Non è però la prima volta che la Russia minaccia l’Ue. Anche lo scorso mese, Putin aveva dichiarato che la Russia ricominciava la produzione di missili nucleari a raggio intermedio in seguito alla diffusione della notizia che tali armi erano le protagoniste di esercitazioni in Danimarca.

Una questione di “deterrenza” anche per la Russia?

Il conflitto russo ucraino, entro i confini dei due Paesi, si consuma con armi e morti. Non esistono stime ufficiali di quanti siano i feriti e i defunti civili e militari dei due Stai coinvolti, ma pare che il numero si aggiri intorno ai 500mila. Al di fuori dei confini, però, ciò che avviene è un processo di guerra che si basa sul “soft power”. Minacce, diplomazia e portavoce che si scontrano, e possibili ritorsioni economiche: questo è tutto ciò che Ue, Stati Uniti e Russia hanno messo in pratica negli ultimi due anni.

A pesare sull’Unione europea, però, è la mancanza di una sicurezza autonoma e la carenza di risorse per difendersi. Gli Stati Uniti, con il presidente Joe Biden, intendono continuare a fornire il proprio apporto militare ed economico all’Ucraina, ma la Russia, dal canto suo, non vede positivamente questo tipo di comportamento. Non resta che chiedersi se non sia il caso di preoccuparsi.

Cosa accadrebbe se la Russia invadesse l’Unione europea?

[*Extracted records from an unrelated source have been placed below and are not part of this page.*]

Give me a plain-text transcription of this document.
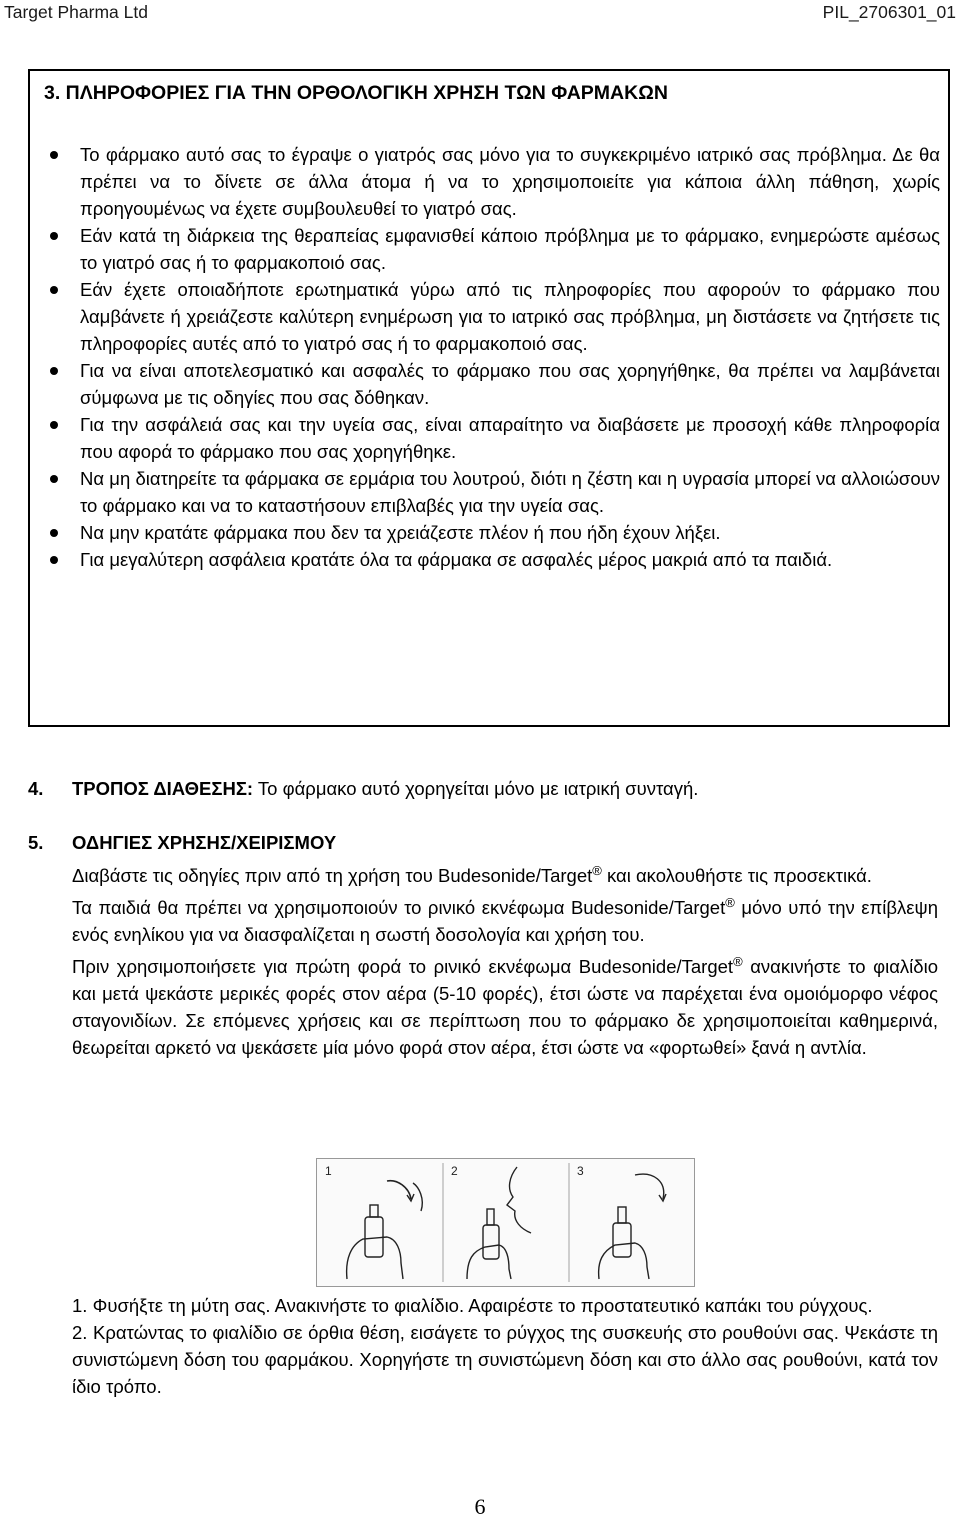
Target Pharma Ltd	PIL_2706301_01
3. ΠΛΗΡΟΦΟΡΙΕΣ ΓΙΑ ΤΗΝ ΟΡΘΟΛΟΓΙΚΗ ΧΡΗΣΗ ΤΩΝ ΦΑΡΜΑΚΩΝ
Το φάρμακο αυτό σας το έγραψε ο γιατρός σας μόνο για το συγκεκριμένο ιατρικό σας πρόβλημα. Δε θα πρέπει να το δίνετε σε άλλα άτομα ή να το χρησιμοποιείτε για κάποια άλλη πάθηση, χωρίς προηγουμένως να έχετε συμβουλευθεί το γιατρό σας.
Εάν κατά τη διάρκεια της θεραπείας εμφανισθεί κάποιο πρόβλημα με το φάρμακο, ενημερώστε αμέσως το γιατρό σας ή το φαρμακοποιό σας.
Εάν έχετε οποιαδήποτε ερωτηματικά γύρω από τις πληροφορίες που αφορούν το φάρμακο που λαμβάνετε ή χρειάζεστε καλύτερη ενημέρωση για το ιατρικό σας πρόβλημα, μη διστάσετε να ζητήσετε τις πληροφορίες αυτές από το γιατρό σας ή το φαρμακοποιό σας.
Για να είναι αποτελεσματικό και ασφαλές το φάρμακο που σας χορηγήθηκε, θα πρέπει να λαμβάνεται σύμφωνα με τις οδηγίες που σας δόθηκαν.
Για την ασφάλειά σας και την υγεία σας, είναι απαραίτητο να διαβάσετε με προσοχή κάθε πληροφορία που αφορά το φάρμακο που σας χορηγήθηκε.
Να μη διατηρείτε τα φάρμακα σε ερμάρια του λουτρού, διότι η ζέστη και η υγρασία μπορεί να αλλοιώσουν το φάρμακο και να το καταστήσουν επιβλαβές για την υγεία σας.
Να μην κρατάτε φάρμακα που δεν τα χρειάζεστε πλέον ή που ήδη έχουν λήξει.
Για μεγαλύτερη ασφάλεια κρατάτε όλα τα φάρμακα σε ασφαλές μέρος μακριά από τα παιδιά.
4. ΤΡΟΠΟΣ ΔΙΑΘΕΣΗΣ: Το φάρμακο αυτό χορηγείται μόνο με ιατρική συνταγή.
5. ΟΔΗΓΙΕΣ ΧΡΗΣΗΣ/ΧΕΙΡΙΣΜΟΥ

Διαβάστε τις οδηγίες πριν από τη χρήση του Budesonide/Target® και ακολουθήστε τις προσεκτικά.

Τα παιδιά θα πρέπει να χρησιμοποιούν το ρινικό εκνέφωμα Budesonide/Target® μόνο υπό την επίβλεψη ενός ενηλίκου για να διασφαλίζεται η σωστή δοσολογία και χρήση του.

Πριν χρησιμοποιήσετε για πρώτη φορά το ρινικό εκνέφωμα Budesonide/Target® ανακινήστε το φιαλίδιο και μετά ψεκάστε μερικές φορές στον αέρα (5-10 φορές), έτσι ώστε να παρέχεται ένα ομοιόμορφο νέφος σταγονιδίων. Σε επόμενες χρήσεις και σε περίπτωση που το φάρμακο δε χρησιμοποιείται καθημερινά, θεωρείται αρκετό να ψεκάσετε μία μόνο φορά στον αέρα, έτσι ώστε να «φορτωθεί» ξανά η αντλία.

1	2	3

1. Φυσήξτε τη μύτη σας. Ανακινήστε το φιαλίδιο. Αφαιρέστε το προστατευτικό καπάκι του ρύγχους.

2. Κρατώντας το φιαλίδιο σε όρθια θέση, εισάγετε το ρύγχος της συσκευής στο ρουθούνι σας. Ψεκάστε τη συνιστώμενη δόση του φαρμάκου. Χορηγήστε τη συνιστώμενη δόση και στο άλλο σας ρουθούνι, κατά τον ίδιο τρόπο.

6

E se la Russia dovesse lanciare un attacco missilistico su larga scala sull’Europa? Le capacità di difesa dei Paesi europei potrebbero essere sufficienti a coprire solo il 5% del fabbisogno. La stima è stata elaborata dalla Nato e pubblicata dal quotidiano britannico Financial Times, che cita “fonti a conoscenza dei piani di difesa riservati” dell’Alleanza atlantica, che sarebbero stati “elaborati lo scorso anno”. La notizia non lascia ben sperare. Eppure, i bilateri di Putin con Viktor Orbàn e i suoi rapporti con Donald Trump, possibile futuro presidente statunitense, potrebbero risolvere il conflitto senza il coinvolgimento dell’Unione europea. L’Ucraina starebbe facendo, in sostanza, da scudo fisico all’Ue. Ciò avverrà fino a quando non ci sarà una resa.

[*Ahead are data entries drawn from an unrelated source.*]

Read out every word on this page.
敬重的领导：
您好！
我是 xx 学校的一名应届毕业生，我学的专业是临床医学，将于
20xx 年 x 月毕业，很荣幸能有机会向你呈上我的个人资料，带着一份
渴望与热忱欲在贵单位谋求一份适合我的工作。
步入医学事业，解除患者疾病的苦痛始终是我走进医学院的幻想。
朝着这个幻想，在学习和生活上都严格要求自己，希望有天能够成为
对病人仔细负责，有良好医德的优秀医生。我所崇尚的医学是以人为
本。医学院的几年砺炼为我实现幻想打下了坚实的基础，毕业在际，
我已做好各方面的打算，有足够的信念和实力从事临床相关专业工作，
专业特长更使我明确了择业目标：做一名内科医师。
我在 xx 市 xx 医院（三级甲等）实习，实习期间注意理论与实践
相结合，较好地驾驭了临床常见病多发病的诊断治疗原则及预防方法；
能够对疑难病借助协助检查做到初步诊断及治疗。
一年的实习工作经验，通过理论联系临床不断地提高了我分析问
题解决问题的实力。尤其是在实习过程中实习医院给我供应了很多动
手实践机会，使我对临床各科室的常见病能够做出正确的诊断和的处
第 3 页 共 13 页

Ma se i negoziati per l’ingresso dell’Ucraina nell’Ue dovessero concludersi velocemente, la Russia dovrebbe ripensare la sua strategia militare. Ciò che “tranquillizza” gli Stati membri più restii all’ingresso dell’Ucraina in Ue è la Storia. L’esperienza di altri Stati candidati dimostra che, per entrare a pieno titolo nell’Unione europea, ci vogliono diversi anni. La Croazia è entrata a pieno titolo nel 2013 in Ue, ma aveva presentato la domanda dieci anni prima. E in lista d’attesa ci sono ancora sei paesi (Turchia, Montenegro, Macedonia del Nord, Moldova, Serbia e Albania).